Along the way, their eyes simply remained focused on the trail dug into the ground by the mysterious box, until suddenly that trail vanished. At that point, they had been running for at least twenty minutes, and had crossed over a thousand kilometers. “Is this the spot?” Accalia asked, not lifting her eyes up from the end of the trail. Clearly, the box had flown into the air after reaching this point.

“We’re nowhere.” Aurivy’s voice spoke up next to Accalia… or maybe behind her? Her voice seemed oddly distorted, though Accalia still refused to lift her eyes, lest she ruin Aurivy’s experiment.

On the other end, Aurivy took a deep breath, closing her eyes and cutting off all of her senses. The only thing that she left active was the Travel domain, using it to detect the world around her. As she did, she felt the distortions gradually clearing up, but that didn’t stop her. She did her best to perceive the imperceptible, understand how it distorted space and perception around itself, and recreate that within her own divine power.

“Two-thirty, twenty degrees up. Six-ten, five degrees down.” She suddenly called out, Keliope turning and throwing out two punches. The first went off to her right, while the other was almost straight behind where she was facing. She felt her fist make contact with something, but… at the moment she recognized the contact, it was like she was punching through static.
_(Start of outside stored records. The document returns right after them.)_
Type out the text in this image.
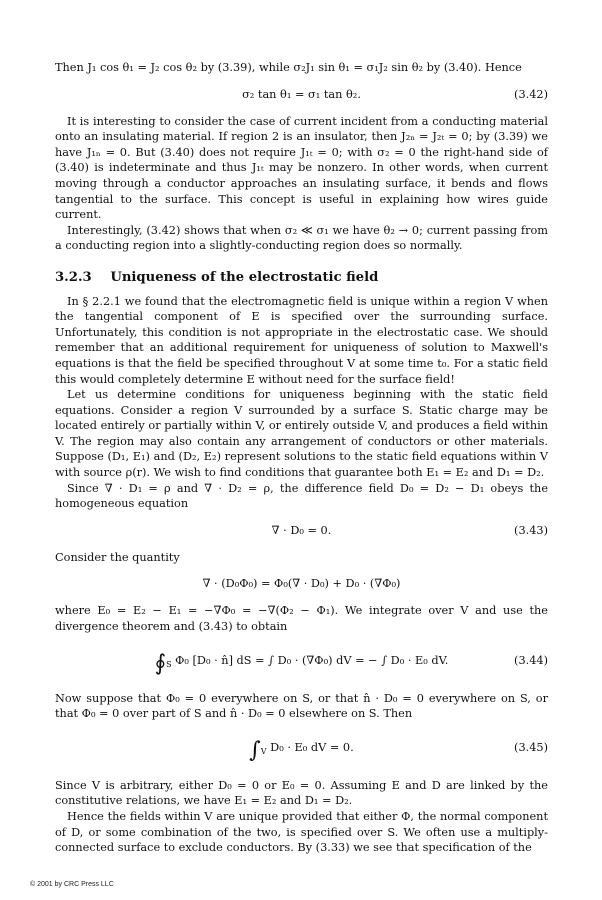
Then J₁ cos θ₁ = J₂ cos θ₂ by (3.39), while σ₂J₁ sin θ₁ = σ₁J₂ sin θ₂ by (3.40). Hence

σ₂ tan θ₁ = σ₁ tan θ₂.	(3.42)

It is interesting to consider the case of current incident from a conducting material onto an insulating material. If region 2 is an insulator, then J₂ₙ = J₂ₜ = 0; by (3.39) we have J₁ₙ = 0. But (3.40) does not require J₁ₜ = 0; with σ₂ = 0 the right-hand side of (3.40) is indeterminate and thus J₁ₜ may be nonzero. In other words, when current moving through a conductor approaches an insulating surface, it bends and flows tangential to the surface. This concept is useful in explaining how wires guide current.

Interestingly, (3.42) shows that when σ₂ ≪ σ₁ we have θ₂ → 0; current passing from a conducting region into a slightly-conducting region does so normally.

3.2.3 Uniqueness of the electrostatic field

In § 2.2.1 we found that the electromagnetic field is unique within a region V when the tangential component of E is specified over the surrounding surface. Unfortunately, this condition is not appropriate in the electrostatic case. We should remember that an additional requirement for uniqueness of solution to Maxwell's equations is that the field be specified throughout V at some time t₀. For a static field this would completely determine E without need for the surface field!

Let us determine conditions for uniqueness beginning with the static field equations. Consider a region V surrounded by a surface S. Static charge may be located entirely or partially within V, or entirely outside V, and produces a field within V. The region may also contain any arrangement of conductors or other materials. Suppose (D₁, E₁) and (D₂, E₂) represent solutions to the static field equations within V with source ρ(r). We wish to find conditions that guarantee both E₁ = E₂ and D₁ = D₂.

Since ∇ · D₁ = ρ and ∇ · D₂ = ρ, the difference field D₀ = D₂ − D₁ obeys the homogeneous equation

∇ · D₀ = 0.	(3.43)

Consider the quantity

∇ · (D₀Φ₀) = Φ₀(∇ · D₀) + D₀ · (∇Φ₀)

where E₀ = E₂ − E₁ = −∇Φ₀ = −∇(Φ₂ − Φ₁). We integrate over V and use the divergence theorem and (3.43) to obtain

$∮_S$ Φ₀ [D₀ · n̂] dS = ∫ D₀ · (∇Φ₀) dV = − ∫ D₀ · E₀ dV.	(3.44)

Now suppose that Φ₀ = 0 everywhere on S, or that n̂ · D₀ = 0 everywhere on S, or that Φ₀ = 0 over part of S and n̂ · D₀ = 0 elsewhere on S. Then

$\int_V$ D₀ · E₀ dV = 0.	(3.45)

Since V is arbitrary, either D₀ = 0 or E₀ = 0. Assuming E and D are linked by the constitutive relations, we have E₁ = E₂ and D₁ = D₂.

Hence the fields within V are unique provided that either Φ, the normal component of D, or some combination of the two, is specified over S. We often use a multiply-connected surface to exclude conductors. By (3.33) we see that specification of the

© 2001 by CRC Press LLC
Whatever it was, or wasn’t, had simply disappeared.

“This is giving me a headache!” Keliope said as she tried her best to understand the situation she was in, though Aurivy kept calling out more directions for her to punch. “I’m not supposed to be able to get headaches!”

“Imagine how any invaders will feel when we turn the nothing into our fortress, then!” Aurivy laughed merrily. “Twelve, straight ahead.”
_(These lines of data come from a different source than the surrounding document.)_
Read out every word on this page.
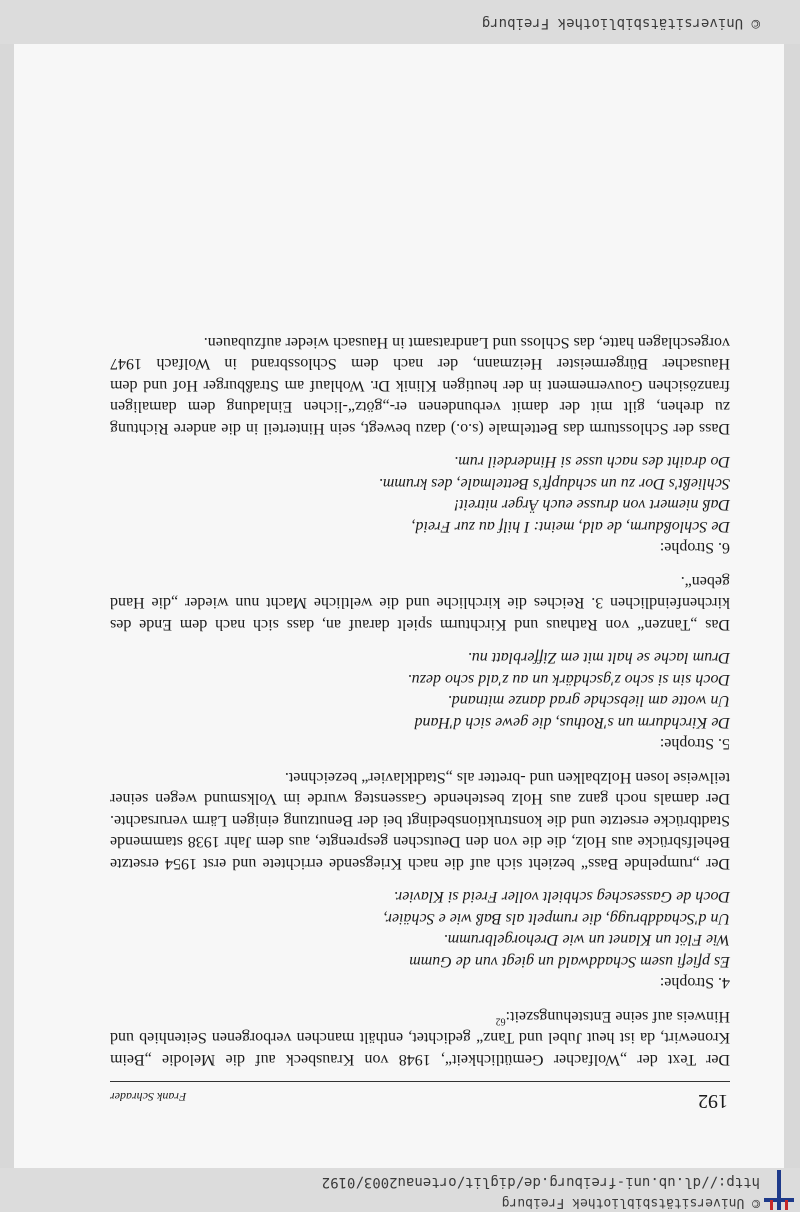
© Universitätsbibliothek Freiburg
© Universitätsbibliothek Freiburg
http://dl.ub.uni-freiburg.de/diglit/ortenau2003/0192
192
Frank Schrader

Der Text der „Wolfacher Gemütlichkeit“, 1948 von Krausbeck auf die Melodie „Beim Kronewirt, da ist heut Jubel und Tanz“ gedichtet, enthält manchen verborgenen Seitenhieb und Hinweis auf seine Entstehungszeit:$^{62}$

4. Strophe:

Es pfiefi usem Schaddwald un giegt vun de Gumm
Wie Flöt un Klanet un wie Drehorgelbrumm.
Un d'Schaddbrugg, die rumpelt als Baß wie e Schäier,
Doch de Gassescheg schbielt voller Freid si Klavier.

Der „rumpelnde Bass“ bezieht sich auf die nach Kriegsende errichtete und erst 1954 ersetzte Behelfsbrücke aus Holz, die die von den Deutschen gesprengte, aus dem Jahr 1938 stammende Stadtbrücke ersetzte und die konstruktionsbedingt bei der Benutzung einigen Lärm verursachte. Der damals noch ganz aus Holz bestehende Gassensteg wurde im Volksmund wegen seiner teilweise losen Holzbalken und -bretter als „Stadtklavier“ bezeichnet.

5. Strophe:

De Kirchdurm un s'Rothus, die gewe sich d'Hand
Un wotte am liebschde grad danze mitnand.
Doch sin si scho z'gschdärk un au z'ald scho dezu.
Drum lache se halt mit em Zifferblatt nu.

Das „Tanzen“ von Rathaus und Kirchturm spielt darauf an, dass sich nach dem Ende des kirchenfeindlichen 3. Reiches die kirchliche und die weltliche Macht nun wieder „die Hand geben“.

6. Strophe:

De Schloßdurm, de ald, meint: I hilf au zur Freid,
Daß niemert von drusse euch Ärger nitreit!
Schließt's Dor zu un schdupft's Bettelmale, des krumm.
Do draiht des nach usse si Hinderdeil rum.

Dass der Schlossturm das Bettelmale (s.o.) dazu bewegt, sein Hinterteil in die andere Richtung zu drehen, gilt mit der damit verbundenen er-„götz“-lichen Einladung dem damaligen französichen Gouvernement in der heutigen Klinik Dr. Wohlauf am Straßburger Hof und dem Hausacher Bürgermeister Heizmann, der nach dem Schlossbrand in Wolfach 1947 vorgeschlagen hatte, das Schloss und Landratsamt in Hausach wieder aufzubauen.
Keliope briefly hesitated at that, as she was vaguely aware that that was where Aurivy was standing. Still, she trusted the halfling goddess, turning and throwing her fist out for another punch. This one was softer than before, and stopped the moment that it hit Aurivy’s back. Keliope could vaguely feel that there had been something there just behind Aurivy, as if getting ready to attack her from behind.

“How much longer do you need?” Keliope asked, just as Aurivy’s eyes began to open.
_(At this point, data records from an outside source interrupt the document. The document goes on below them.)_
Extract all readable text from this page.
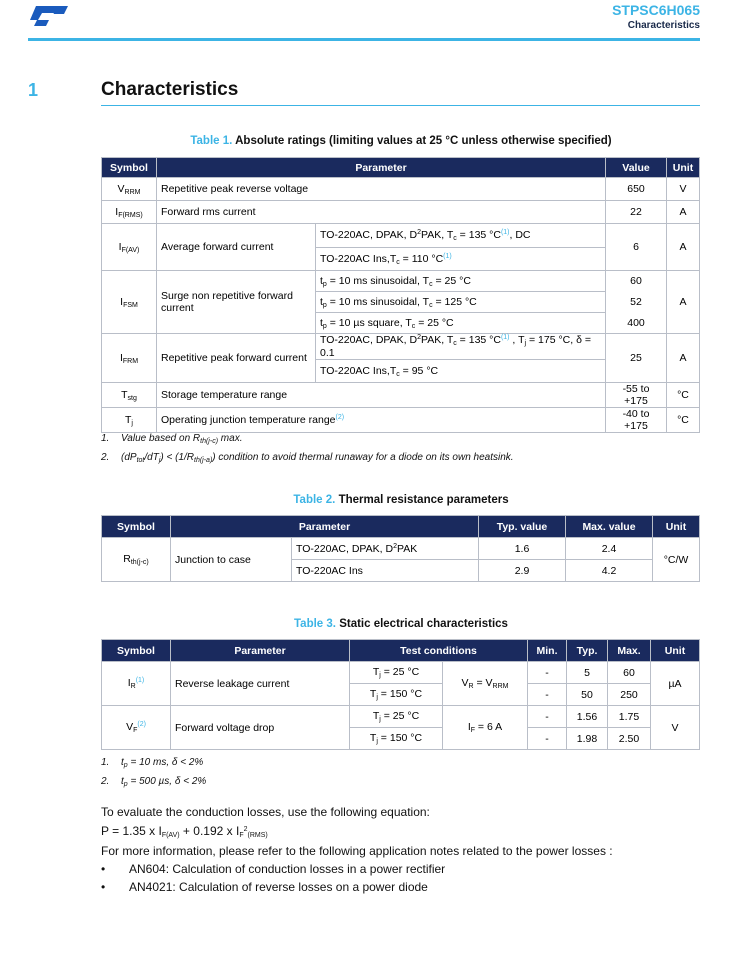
STPSC6H065
Characteristics
1	Characteristics
Table 1. Absolute ratings (limiting values at 25 °C unless otherwise specified)
Symbol	Parameter		Value	Unit
$V_{RRM}$	Repetitive peak reverse voltage		650	V
$I_{F(RMS)}$	Forward rms current		22	A
$I_{F(AV)}$	Average forward current	TO-220AC, DPAK, $D^2PAK$, $T_c = 135$ °C$^{(1)}$, DC	6	A
		TO-220AC $Ins,T_c = 110$ °C$^{(1)}$
$I_{FSM}$	Surge non repetitive forward current	$t_p = 10$ ms sinusoidal, $T_c = 25$ °C	60	A
		$t_p = 10$ ms sinusoidal, $T_c = 125$ °C	52	
		$t_p = 10$ µs square, $T_c = 25$ °C	400	
$I_{FRM}$	Repetitive peak forward current	TO-220AC, DPAK, $D^2PAK$, $T_c = 135$ °C$^{(1)}$ , $T_j = 175$ °C, δ = 0.1	25	A
		TO-220AC $Ins,T_c = 95$ °C		
$T_{stg}$	Storage temperature range		-55 to +175	°C
$T_j$	Operating junction temperature range$^{(2)}$		-40 to +175	°C
1. Value based on $R_{th(j-c)}$ max.
2. $(dP_{tot}/dT_j) < (1/R_{th(j-a)})$ condition to avoid thermal runaway for a diode on its own heatsink.
Table 2. Thermal resistance parameters
Symbol	Parameter		Typ. value	Max. value	Unit
$R_{th(j-c)}$	Junction to case	TO-220AC, DPAK, $D^2PAK$	1.6	2.4	°C/W
		TO-220AC Ins	2.9	4.2	
Table 3. Static electrical characteristics
Symbol	Parameter	Test conditions		Min.	Typ.	Max.	Unit
$I_R^{(1)}$	Reverse leakage current	$T_j = 25$ °C	$V_R = V_{RRM}$	-	5	60	µA
		$T_j = 150$ °C		-	50	250	
$V_F^{(2)}$	Forward voltage drop	$T_j = 25$ °C	$I_F = 6$ A	-	1.56	1.75	V
		$T_j = 150$ °C		-	1.98	2.50	
1. $t_p = 10$ ms, δ < 2%
2. $t_p = 500$ µs, δ < 2%
To evaluate the conduction losses, use the following equation:
P = 1.35 x $I_{F(AV)} + 0.192$ x $I_F^2_{(RMS)}$
For more information, please refer to the following application notes related to the power losses :
• AN604: Calculation of conduction losses in a power rectifier
• AN4021: Calculation of reverse losses on a power diode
“I’m done.” She answered with a grin, the hazy air around them almost instantly clearing. “Thanks, Kel. Since you bought me the time I needed, I was able to fully understand how to recreate the effects of nothing.”

Accalia let out a sigh, lifting her head and allowing her gaze to alternate between focused and unfocused, purposely targeting and identifying any distortions that she saw. “Did you manage to learn how to make your territory?”

“It’ll take some time, but… I think so.” Aurivy nodded her head. “Since I have this information to work as the foundation, I just have to create it within my domain of Travel, and I should be able to link it up with my idea.”

“Does that mean that Traveler is going to have a key to nowhere?” Accalia asked, Aurivy grinning in return.

“Maybe, I haven’t decided that far, yet. I’ll let you two know when I’m done creating it. If I’m right, anything placed inside will be undetectable by anything outside. The perfect place to create a covert base. I might even suggest moving the Citadel there, once I establish special channels. If those special channels don’t cause the breakdown of the area… we’ll find out, I guess!”